The Fifth Circuit affirmed the district court's judgment on all points.

McBride v. Estis Well Serv., L.L.C., No. 16-30481, 2017 U.S. App. LEXIS 6159 (5th Cir. 2017).

by Matthew H. Ammerman on March 1st, 2017

A court in the U.S. District Court for the Eastern District of Louisiana holds that punitive damages are not available in a general maritime law negligence claim against a 3rd party. Wade v. Clemco Indus. Corp., et al., 2017 U.S. Dist. LEXIS 13580 (E.D. La. February 1, 2017).

Rose Wade, widow of a seaman, sued an equipment manufacturer, a silica company, and Chevron, all 3rd parties, for exposing her husband to asbestos through negligently-designed or marketed products resulting in her husband's death. She claimed the defendants were negligent under general maritime law and sought punitive damages. Judge Eldon Fallon dismissed her punitive-damage claims, holding they were not available under general maritime law.

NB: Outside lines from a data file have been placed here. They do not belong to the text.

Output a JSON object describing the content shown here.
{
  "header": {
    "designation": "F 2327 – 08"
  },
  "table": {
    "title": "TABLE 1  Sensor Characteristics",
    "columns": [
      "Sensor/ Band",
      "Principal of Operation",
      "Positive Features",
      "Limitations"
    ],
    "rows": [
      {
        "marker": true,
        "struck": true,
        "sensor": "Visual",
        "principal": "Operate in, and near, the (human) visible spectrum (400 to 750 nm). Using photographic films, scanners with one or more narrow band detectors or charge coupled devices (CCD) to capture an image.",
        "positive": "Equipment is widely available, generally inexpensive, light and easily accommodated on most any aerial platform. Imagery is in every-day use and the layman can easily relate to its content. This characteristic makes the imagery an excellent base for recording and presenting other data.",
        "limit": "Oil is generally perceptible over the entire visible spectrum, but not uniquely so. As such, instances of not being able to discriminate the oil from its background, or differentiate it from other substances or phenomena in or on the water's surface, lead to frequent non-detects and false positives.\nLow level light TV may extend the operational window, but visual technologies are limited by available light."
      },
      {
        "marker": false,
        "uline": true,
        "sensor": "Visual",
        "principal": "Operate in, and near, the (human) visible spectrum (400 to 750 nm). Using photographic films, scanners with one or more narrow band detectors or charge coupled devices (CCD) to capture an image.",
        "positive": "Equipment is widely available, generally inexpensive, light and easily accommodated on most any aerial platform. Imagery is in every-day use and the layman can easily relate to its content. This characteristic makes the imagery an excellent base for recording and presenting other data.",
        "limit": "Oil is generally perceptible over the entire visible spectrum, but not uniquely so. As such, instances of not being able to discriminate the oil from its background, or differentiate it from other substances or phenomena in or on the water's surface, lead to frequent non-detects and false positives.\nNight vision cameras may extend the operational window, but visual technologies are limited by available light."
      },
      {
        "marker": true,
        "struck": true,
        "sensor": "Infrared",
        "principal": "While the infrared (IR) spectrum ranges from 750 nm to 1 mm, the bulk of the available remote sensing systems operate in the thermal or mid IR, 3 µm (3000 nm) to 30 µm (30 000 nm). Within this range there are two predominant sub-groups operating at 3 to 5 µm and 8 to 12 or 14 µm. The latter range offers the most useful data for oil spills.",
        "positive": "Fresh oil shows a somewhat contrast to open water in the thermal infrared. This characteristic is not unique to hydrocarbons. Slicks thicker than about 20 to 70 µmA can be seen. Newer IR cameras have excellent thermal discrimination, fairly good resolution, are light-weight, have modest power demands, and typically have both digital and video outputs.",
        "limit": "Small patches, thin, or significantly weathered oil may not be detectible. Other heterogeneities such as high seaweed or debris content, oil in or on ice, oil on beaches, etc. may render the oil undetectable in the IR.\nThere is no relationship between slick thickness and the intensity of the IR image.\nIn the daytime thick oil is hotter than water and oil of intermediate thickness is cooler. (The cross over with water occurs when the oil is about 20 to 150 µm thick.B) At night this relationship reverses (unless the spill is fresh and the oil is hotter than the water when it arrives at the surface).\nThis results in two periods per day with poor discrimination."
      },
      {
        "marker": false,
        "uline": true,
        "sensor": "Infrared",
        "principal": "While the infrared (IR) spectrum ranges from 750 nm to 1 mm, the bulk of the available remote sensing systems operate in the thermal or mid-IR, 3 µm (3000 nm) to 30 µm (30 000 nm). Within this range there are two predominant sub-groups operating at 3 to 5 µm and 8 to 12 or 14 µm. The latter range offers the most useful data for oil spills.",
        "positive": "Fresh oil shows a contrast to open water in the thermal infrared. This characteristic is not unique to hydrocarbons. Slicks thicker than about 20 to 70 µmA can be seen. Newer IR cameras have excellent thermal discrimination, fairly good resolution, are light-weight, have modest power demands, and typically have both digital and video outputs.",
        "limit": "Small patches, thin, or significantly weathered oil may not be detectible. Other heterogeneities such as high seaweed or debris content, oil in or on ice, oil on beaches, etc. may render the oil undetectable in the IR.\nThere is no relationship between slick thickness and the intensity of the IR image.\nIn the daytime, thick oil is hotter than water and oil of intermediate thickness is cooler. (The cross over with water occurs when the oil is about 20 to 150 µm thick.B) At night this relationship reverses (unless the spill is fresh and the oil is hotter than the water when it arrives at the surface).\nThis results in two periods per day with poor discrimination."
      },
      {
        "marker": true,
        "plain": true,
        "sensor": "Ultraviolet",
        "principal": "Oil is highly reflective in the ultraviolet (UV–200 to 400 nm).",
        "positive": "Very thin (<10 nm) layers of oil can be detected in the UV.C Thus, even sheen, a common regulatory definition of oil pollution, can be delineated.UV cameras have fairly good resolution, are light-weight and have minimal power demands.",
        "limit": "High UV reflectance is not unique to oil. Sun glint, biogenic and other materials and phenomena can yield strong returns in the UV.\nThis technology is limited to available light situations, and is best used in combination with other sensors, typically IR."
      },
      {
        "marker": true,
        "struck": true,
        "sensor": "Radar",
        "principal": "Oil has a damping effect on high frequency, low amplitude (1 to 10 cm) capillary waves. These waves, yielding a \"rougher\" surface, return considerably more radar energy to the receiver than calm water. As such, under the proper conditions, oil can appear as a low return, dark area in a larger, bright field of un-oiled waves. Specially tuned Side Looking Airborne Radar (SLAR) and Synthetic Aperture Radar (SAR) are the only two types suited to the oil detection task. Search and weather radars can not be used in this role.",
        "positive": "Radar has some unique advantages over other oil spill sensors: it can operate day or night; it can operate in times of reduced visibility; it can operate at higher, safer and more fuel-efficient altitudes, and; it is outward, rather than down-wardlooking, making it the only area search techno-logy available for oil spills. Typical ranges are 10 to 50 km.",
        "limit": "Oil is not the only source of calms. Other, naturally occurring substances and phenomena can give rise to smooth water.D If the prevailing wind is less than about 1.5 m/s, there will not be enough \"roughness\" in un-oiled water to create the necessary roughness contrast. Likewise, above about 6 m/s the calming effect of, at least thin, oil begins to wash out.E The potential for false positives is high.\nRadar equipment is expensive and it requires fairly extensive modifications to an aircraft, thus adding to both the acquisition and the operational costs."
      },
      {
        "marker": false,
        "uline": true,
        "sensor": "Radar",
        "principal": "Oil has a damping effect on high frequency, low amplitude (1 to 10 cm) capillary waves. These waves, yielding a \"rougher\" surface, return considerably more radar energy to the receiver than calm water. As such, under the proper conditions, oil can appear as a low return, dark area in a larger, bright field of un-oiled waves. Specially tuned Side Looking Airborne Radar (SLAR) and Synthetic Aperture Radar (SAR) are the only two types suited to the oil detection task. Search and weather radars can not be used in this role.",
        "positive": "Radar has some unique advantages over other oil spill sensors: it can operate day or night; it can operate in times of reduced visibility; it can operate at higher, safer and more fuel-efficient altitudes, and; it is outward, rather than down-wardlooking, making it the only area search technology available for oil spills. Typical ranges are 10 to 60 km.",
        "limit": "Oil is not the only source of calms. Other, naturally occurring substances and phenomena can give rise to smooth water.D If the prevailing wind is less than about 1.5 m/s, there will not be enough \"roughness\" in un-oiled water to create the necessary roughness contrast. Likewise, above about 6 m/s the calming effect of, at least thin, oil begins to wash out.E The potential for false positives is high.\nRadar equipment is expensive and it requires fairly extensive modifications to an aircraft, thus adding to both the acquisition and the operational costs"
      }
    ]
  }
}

Wade had no claims for punitive damages against her husband's employer for Jones Act negligence or unseaworthiness, that issue having been settled by the 5th Circuit in McBride v. Estis Well Serv., L.L.C., 768 F.3d 382 (5th Cir. 2014)(en banc).

But what about a general maritime law claim against non-employer 3rd parties? That issue has been the subject of conflicting federal district court opinions.

There is no Jones Act negligence claim against a non-employer 3rd party. That means that the widow's general maritime law claims for negligence stood on their own with no accompanying Jones Act negligence claim.

Judge Fallon reasoned that the uniformity principle espoused by the U.S. Supreme Court decades ago in the Miles case was reaffirmed by the 5th Circuit in the en banc McBride decision in 2014 and still applied. Therefore, 5th Circuit's past cases based on the Miles uniformity principle were still good law. In one such opinion from 2004, the 5th Circuit held that a seaman's widow may not recover nonpecuniary damages from a non-employer 3rd party under general maritime law. Consequently, Judge Fallon held Mrs. Wade's claims for non-pecuniary damages, here, punitive damages arising from a maritime negligence claim, must be dismissed.

The reasoning in Wade should also apply to other general maritime law negligence claims, such as vessel negligence asserted through Section 905(b) of the Longshore & Harbor Workers' Compensation Act.